Remember back in 2013 when Target suffered a huge security breach whereby millions of customer card details were compromised. Well, after much legal wrangling that apparently cost Target $202m in legal fees and other costs since the breach, according to the company’s annual statement. It has settled to pay $18.5m to 47 states.

While the fine may be one of the largest for a data breach, one has to consider that the company made $69.5 billion in revenue.

Twitter flaw allowed you to tweet from any account

Perhaps the closest thing to a dormant cyber pathogen we will see had a twitter flaw go undetected for years that allowed attackers to post messages masquerading as any user they chose.

Fortunately, the researcher who discovered the flaw disclosed privately to Twitter to allow the company to fix the issue before announcing it. Twitter rewarded the researcher with $7,560 for his efforts.

Is it just me or does $7,560 seem like a completely random number? Couldn’t they have rounded it up or something?

Diversity in recent Mac Malware

While Apple may continue to market itself as a company those products are safe, the number of reports about Mac malware continues to grow. Malware such as OSX/Dok and OSX.Proton.B have made the headlines.

Integrity in the CIA

Confidentiality, Integrity, Availability. The CIA triad is impossible to avoid if you’ve worked in information security.

Confidentiality and availability are pretty easy to prove when they go wrong. A document in the hands of unauthorised parties, or a service being unavailable can be noticed.

However, integrity is a bit more difficult to prove or disprove. As Qatar’s Sheikh Tamim Al Thani is finding out. A report stated that the Sheikh had posted comments praising Iran, and other politically insensitive comments for the region.

The quotes were spread widely across the UA and caused quite a reaction. Even though the Qatar government said the agency had been hacked and the story had no merit.

But opinions are flowing wildly, speculating on who could have posted the comments originally, or whether the Sheikh is simply blaming hackers in an attempt to backpeddle.

That’s kind of the beauty of a well-crafted integrity attack.

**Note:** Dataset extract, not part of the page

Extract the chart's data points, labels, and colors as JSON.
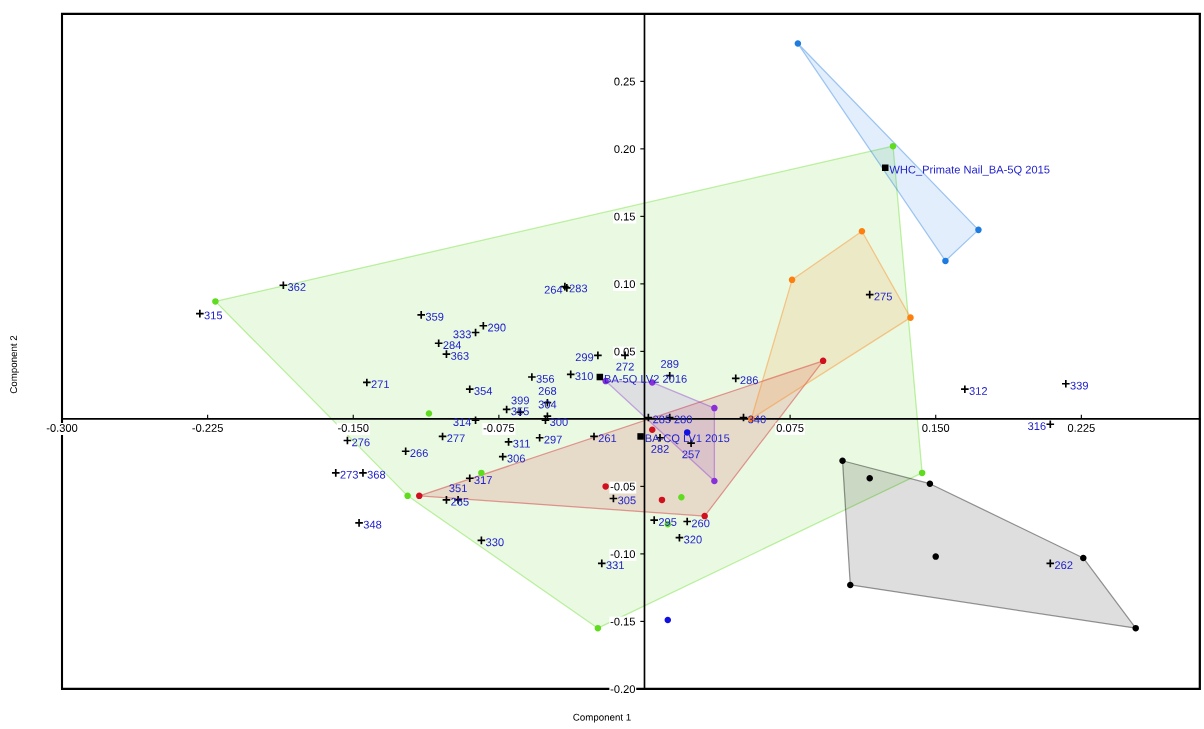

Getting to the truth can take some time, and can cause a lot of “he said, she said” finger-pointing in the meantime.

Biometrics fooled again

There’s a reason why, despite its many flaws, passwords still remain a good authentication option. Many manufacturers have been rushing to implement biometrics to streamline and secure authentication, but most have inevitably run into issues.

Biometrics require a lot of tuning to reach an acceptable level of balance between false positives and false negatives. 

When Subtitles read you

Streaming media players such as VLC, Kodi, Popcorn Time, and Stremio are vulnerable to an unusual attack vector, subtitles.

The attack could lead to total compromise of a host system warns the researchers at CheckPoint who discovered the attack. I guess it’s time to crank the volume up, or learn some new languages.

Insider threats

Insider threats are real.  As this story illustrates, Xu Jiaqiang, 30, a former software engineer for IBM, pleaded guilty on Friday to charges of economic espionage after the FBI had caught him attempting to sell IBM's source code, and later discovered he sold it to parties in China.

The worrying aspect of this story is the fact that Xu had worked for IBM for about 4 years, thats a long time to gain access to a lot of information.

One of the challenges in companies is that once an employee has been around for a number of years, a certain level of trust is built and people seldom question access levels needed or odd working patterns. 

Xu pled guilty and could face up to 15 years for economic espionage.